今回は『急行エトロフ殺人事件』(講談社ノベルス)以降連綿と書き継がれてきた辻の戦争本格ミステリの総決算的作品に仕上がっているが、とりわけ『ピーター・パンの殺人』(大和書房)および『悪魔は天使である』(東京創元社)ラインの決着点と言えよう。何十年もの時の流れのあいだにいくつかの殺人事件を挟み込む雄大な構造は『ピーター・パンの殺人』に*1、戦時下における芸術家*2の苦しみと、若者たちの恋模様という構図は『悪魔は天使である』に直結する。だが『完全恋愛』は、ミステリ色が比較的淡かった(しかしそれ以上に小説として素晴らしかった)『悪魔は天使である』をさらに本格ミステリに近づけ、『ピーター・パンの殺人』とは異なるミステリ的な仕掛けを打ち出した作品なのだ。やや書き急いでいる感がないわけではないが、凶器消失、巨大な密室、鉄壁のアリバイという魅力的な謎を三つ並べ(とくにケレンに満ちた密室状況のスケールの大きさが素晴らしい)、それらに巧みに解決をつけつつ最終的には一本の小説として読ませる力量はさすが大ベテラン。ミステリ的には、アリバイ崩しに関連するある趣向に驚かされた。なんと、そんなところでそんなふうに時代背景を絡めるなんて! 結末において姿を見せる、ある「語られざる人」の趣向も見事なものだ。

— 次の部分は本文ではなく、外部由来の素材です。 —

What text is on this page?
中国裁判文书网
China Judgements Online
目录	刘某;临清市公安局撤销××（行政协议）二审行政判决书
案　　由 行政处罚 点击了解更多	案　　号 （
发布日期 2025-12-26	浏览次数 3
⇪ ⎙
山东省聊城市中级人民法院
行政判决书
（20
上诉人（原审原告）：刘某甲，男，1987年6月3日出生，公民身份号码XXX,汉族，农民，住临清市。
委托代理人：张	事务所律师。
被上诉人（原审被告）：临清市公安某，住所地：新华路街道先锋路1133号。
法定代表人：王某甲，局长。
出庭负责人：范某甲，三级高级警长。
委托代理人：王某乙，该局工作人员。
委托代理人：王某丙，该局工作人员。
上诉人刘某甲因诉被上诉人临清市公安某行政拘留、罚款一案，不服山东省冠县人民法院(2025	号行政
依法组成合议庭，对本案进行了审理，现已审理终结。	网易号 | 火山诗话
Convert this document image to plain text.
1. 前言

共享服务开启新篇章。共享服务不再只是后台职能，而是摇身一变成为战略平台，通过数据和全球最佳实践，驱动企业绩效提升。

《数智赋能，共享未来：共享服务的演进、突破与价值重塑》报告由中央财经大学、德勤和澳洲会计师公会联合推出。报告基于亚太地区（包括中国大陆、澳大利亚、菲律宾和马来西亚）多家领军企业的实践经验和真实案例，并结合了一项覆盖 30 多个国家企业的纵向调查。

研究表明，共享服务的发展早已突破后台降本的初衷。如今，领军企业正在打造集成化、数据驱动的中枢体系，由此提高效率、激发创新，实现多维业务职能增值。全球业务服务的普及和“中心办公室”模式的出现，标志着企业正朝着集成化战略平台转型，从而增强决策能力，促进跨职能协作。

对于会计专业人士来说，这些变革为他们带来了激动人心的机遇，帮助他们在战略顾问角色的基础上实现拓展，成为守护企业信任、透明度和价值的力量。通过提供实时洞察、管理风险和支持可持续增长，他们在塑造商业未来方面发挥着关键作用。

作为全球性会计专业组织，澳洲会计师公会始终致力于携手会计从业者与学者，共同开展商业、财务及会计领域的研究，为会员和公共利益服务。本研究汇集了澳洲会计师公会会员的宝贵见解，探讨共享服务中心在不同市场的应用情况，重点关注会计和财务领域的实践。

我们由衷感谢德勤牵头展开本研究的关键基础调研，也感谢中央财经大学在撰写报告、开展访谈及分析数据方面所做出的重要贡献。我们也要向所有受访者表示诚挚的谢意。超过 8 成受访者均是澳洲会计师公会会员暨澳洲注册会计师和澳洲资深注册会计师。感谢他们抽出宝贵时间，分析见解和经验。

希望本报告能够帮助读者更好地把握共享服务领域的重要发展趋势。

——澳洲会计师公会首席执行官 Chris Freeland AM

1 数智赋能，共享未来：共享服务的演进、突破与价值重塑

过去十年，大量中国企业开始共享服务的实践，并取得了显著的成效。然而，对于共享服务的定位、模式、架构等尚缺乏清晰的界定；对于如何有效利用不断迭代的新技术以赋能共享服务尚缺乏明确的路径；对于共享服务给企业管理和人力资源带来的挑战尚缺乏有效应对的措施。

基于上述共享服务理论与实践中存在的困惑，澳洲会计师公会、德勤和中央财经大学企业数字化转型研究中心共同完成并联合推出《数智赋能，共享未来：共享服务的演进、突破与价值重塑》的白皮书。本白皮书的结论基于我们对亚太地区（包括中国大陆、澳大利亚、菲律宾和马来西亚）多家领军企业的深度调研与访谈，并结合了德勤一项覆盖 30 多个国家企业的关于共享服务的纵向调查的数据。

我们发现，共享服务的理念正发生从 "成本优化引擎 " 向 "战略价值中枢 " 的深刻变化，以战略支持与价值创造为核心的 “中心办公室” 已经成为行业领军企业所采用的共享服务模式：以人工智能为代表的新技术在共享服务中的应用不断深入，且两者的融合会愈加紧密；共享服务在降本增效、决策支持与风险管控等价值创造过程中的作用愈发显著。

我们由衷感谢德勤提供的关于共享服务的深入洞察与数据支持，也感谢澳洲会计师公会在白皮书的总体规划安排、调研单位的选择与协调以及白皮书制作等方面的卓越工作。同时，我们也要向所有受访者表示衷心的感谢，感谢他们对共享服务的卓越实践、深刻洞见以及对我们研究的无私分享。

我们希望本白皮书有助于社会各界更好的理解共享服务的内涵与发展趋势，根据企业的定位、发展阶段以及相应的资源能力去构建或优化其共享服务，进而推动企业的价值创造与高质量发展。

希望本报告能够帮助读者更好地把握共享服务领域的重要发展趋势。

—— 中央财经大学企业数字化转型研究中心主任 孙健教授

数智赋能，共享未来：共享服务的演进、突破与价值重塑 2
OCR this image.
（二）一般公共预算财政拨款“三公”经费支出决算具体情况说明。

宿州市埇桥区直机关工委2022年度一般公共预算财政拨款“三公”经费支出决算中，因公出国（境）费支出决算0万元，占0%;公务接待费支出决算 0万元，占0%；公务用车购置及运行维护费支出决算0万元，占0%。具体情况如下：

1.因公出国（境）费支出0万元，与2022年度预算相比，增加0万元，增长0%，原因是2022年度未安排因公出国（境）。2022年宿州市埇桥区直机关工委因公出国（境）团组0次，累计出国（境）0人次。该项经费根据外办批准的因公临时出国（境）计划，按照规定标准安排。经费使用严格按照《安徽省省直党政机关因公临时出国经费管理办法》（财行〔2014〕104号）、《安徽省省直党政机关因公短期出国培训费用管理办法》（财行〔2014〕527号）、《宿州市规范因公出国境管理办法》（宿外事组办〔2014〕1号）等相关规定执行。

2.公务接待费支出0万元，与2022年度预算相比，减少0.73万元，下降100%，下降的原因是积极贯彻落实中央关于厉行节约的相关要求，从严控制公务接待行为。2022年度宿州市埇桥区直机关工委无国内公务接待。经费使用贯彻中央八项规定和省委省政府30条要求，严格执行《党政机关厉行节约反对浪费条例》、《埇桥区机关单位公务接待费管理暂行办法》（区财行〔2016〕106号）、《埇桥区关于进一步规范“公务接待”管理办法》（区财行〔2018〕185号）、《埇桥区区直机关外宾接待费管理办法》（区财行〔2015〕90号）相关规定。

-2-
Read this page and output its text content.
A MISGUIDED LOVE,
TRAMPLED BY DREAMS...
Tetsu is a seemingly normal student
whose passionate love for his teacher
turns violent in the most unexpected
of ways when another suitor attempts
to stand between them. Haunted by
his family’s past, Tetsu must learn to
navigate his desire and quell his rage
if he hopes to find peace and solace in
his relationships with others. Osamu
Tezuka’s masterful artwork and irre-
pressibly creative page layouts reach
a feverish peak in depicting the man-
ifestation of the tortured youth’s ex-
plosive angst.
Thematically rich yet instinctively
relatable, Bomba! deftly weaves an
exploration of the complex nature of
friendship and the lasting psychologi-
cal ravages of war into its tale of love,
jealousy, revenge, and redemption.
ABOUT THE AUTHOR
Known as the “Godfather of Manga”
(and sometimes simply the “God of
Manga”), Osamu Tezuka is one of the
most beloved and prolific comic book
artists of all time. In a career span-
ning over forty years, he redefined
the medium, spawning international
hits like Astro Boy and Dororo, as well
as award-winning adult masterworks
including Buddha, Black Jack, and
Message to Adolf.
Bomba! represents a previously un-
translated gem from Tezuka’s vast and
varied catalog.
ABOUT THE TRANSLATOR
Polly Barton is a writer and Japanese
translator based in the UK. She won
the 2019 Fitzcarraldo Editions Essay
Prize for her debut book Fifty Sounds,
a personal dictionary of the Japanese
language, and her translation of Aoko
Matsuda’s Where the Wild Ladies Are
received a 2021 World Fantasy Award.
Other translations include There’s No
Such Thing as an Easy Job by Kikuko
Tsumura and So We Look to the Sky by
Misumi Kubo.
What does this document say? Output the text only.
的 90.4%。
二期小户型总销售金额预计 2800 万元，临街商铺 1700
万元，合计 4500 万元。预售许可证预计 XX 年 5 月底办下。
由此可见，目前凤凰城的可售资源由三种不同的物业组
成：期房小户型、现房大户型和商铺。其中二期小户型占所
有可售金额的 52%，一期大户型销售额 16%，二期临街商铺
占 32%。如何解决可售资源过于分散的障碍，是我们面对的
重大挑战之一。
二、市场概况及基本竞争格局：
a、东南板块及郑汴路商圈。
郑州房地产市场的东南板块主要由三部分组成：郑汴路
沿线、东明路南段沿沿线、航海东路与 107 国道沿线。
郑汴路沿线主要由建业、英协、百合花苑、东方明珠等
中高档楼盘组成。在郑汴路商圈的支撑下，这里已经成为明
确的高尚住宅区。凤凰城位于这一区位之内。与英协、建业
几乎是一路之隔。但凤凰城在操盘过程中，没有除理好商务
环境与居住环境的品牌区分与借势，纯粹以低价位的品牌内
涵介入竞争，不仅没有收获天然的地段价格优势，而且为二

昨今、力作が出てもほとんど話題にならない辻作品だけに、今回こそは話題になってもらいたいと思う。そしてこの小説を面白いと思った方には、この『完全恋愛』以前に見逃された傑作力作をぜひ手にとってもらいたいと思う。『完全恋愛』は決して、突如表れた「辻真先の新境地」ではないのだ。

*1:ちなみに『完全恋愛』に登場する大関警部は辻の隠れ(?)シリーズ・キャラクターで、おそらく彼の初登場作品は『ピーター・パンの殺人』ではなかったか。

*2:この作品においては探偵小説家。